I let mine bath themselves. Then I spray them with some bird wash stuff I got to remove poop if they are still dirty. I let them dry themselves. You can use a nylon stocking and wipe them the day of the show to make them shine, always clean their feet. Some young birds don't want to bath so I just wash then in some dawn and water and then let them dry themselves, but only if they are dirty.


----------



## NZ Pigeon (Nov 12, 2011)

Shadybug Lofts said:


> I let mine bath themselves. Then I spray them with some bird wash stuff I got to remove poop if they are still dirty. I let them dry themselves. You can use a nylon stocking and wipe them the day of the show to make them shine, always clean their feet. Some young birds don't want to bath so I just wash then in some dawn and water and then let them dry themselves, but only if they are dirty.
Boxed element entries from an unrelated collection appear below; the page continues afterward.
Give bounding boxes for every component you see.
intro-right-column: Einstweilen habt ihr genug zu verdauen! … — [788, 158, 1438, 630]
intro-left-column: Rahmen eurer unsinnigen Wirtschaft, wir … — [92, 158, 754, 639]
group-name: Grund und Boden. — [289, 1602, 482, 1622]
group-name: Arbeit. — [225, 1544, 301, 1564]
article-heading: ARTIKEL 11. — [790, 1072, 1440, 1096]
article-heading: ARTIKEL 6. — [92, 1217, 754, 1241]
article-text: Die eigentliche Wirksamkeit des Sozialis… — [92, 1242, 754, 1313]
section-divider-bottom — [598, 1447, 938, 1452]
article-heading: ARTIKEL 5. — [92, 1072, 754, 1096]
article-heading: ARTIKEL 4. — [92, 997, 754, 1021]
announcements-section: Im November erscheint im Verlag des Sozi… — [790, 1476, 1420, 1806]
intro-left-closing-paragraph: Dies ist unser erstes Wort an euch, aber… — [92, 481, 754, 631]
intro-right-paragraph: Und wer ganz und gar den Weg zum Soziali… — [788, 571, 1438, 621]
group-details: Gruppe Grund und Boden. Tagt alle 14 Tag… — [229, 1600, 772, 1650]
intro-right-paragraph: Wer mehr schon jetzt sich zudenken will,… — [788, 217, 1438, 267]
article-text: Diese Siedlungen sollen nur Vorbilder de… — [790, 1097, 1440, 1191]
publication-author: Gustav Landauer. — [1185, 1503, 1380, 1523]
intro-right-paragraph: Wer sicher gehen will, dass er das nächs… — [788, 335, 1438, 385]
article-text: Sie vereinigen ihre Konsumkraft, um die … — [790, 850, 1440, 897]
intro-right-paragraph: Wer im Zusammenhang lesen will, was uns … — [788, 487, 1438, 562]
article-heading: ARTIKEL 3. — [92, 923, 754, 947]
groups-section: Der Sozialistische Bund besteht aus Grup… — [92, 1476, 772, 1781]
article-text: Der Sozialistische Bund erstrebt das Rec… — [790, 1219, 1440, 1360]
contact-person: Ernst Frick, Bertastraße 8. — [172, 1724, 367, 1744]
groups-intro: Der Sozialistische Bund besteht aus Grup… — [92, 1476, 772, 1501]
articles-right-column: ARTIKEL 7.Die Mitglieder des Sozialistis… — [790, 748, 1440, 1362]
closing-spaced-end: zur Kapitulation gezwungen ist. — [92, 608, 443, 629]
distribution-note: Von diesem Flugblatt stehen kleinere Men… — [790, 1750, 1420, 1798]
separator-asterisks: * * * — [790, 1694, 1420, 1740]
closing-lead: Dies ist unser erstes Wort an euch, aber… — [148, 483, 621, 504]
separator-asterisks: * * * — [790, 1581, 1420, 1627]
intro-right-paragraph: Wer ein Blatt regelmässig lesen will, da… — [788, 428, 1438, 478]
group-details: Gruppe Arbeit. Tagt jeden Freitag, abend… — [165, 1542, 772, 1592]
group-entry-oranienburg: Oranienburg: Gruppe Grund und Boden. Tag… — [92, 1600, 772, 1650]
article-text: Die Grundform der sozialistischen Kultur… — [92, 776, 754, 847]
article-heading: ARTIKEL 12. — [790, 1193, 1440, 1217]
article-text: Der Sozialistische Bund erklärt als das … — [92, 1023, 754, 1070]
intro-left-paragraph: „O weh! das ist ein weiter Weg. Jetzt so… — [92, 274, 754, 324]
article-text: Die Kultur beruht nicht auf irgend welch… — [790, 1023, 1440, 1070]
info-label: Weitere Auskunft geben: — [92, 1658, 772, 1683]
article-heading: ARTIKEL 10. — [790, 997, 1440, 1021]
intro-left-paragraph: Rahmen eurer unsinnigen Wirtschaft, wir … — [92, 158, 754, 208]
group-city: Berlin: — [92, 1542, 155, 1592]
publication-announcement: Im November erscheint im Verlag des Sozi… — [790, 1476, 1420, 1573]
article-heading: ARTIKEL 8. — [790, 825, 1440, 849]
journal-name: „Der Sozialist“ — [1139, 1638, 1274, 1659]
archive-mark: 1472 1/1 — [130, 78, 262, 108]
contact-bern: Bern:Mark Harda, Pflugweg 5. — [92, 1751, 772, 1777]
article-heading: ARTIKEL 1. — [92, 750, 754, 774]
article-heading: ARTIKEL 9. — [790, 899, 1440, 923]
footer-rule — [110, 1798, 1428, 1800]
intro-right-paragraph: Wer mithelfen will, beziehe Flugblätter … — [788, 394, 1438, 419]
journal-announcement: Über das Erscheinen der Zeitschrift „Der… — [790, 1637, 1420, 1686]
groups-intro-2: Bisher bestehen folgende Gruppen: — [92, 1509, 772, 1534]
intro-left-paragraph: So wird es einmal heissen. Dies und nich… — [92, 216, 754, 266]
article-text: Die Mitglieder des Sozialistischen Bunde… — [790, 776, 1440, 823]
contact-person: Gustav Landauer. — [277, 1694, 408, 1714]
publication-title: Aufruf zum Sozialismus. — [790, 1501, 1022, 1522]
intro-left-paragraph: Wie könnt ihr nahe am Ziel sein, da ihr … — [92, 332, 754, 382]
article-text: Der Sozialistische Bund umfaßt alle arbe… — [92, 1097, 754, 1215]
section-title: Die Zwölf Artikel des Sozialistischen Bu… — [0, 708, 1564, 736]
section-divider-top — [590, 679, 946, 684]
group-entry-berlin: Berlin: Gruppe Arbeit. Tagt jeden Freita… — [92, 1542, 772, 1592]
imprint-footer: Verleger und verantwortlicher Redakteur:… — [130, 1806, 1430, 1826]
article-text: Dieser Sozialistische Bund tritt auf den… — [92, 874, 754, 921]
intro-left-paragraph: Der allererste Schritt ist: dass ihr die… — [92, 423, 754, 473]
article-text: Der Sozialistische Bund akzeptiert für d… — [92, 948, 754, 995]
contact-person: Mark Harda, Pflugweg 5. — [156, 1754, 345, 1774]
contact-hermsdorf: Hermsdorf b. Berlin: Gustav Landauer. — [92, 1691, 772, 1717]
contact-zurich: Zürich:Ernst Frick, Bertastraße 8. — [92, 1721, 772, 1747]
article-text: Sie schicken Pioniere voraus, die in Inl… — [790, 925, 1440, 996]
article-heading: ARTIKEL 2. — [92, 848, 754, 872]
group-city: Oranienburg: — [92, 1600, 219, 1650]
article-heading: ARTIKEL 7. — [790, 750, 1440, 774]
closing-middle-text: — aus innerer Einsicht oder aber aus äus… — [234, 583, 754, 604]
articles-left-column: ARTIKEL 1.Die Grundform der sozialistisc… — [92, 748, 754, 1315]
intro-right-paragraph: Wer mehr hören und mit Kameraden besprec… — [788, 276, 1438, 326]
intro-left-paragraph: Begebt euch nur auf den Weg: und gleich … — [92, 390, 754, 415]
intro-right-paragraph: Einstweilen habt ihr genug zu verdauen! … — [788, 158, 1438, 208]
really, I find young birds love a bath, I don't think I have ever had a pigeon that will not bath itself.


----------



## Shadybug Lofts (Mar 13, 2010)

Mine don't. I had them in a seperate pen before the last show and I tried a couple times and they wouldn't bath. In the big loft their with the breeders and the breeders did but the young birds did not. Don't know why.


----------



## NZ Pigeon (Nov 12, 2011)

My fledglings learn to bath with their parents, that might be the difference.


----------



## Jason Heidlauf (Apr 2, 2012)

I let them bath themselves .I also give them a little extra flex seed once a week . I also wipe them down with a nylon after being cooped if needed ..pretty much if you give them a good food ,clean loft a bath they take care of themselves for the most part .... The most important part is have FUN .


----------



## Jason Heidlauf (Apr 2, 2012)

when take your bird to the show look at all the birds ask questions you will learn a lot .most people don't have a problem answering questions and love talking about there birds .. Have you ever been to a show ?


----------



## earlofwood (Jul 1, 2012)

Thanks to all. @Jason, no, I have never been to a show but would like to enter a bird this year.


----------



## Jason Heidlauf (Apr 2, 2012)

shows are fun . the people are easy to get along with . it's not like a dog or horse show where people tend to be snobbish. I know this first hand as I use to show my horses . .
what part of the country are you from ? the reason I ask show season is near . here are a few links to help you find a show all you need to do is get in contact with the clubs puttin g on the show and ask them for a entry form 
hhttp://www.pigeonclubsusa.com/calendar.htm ttp://www.pigeoncote.com/shows/shows.html 


http://www.npausa.com/store/store.htm


----------



## earlofwood (Jul 1, 2012)

@ Jason, Thanks, I am in Utah. It seems like the show is in November but I am not sure. The State Fair has a show in August I think. I will check it out, thanks!


----------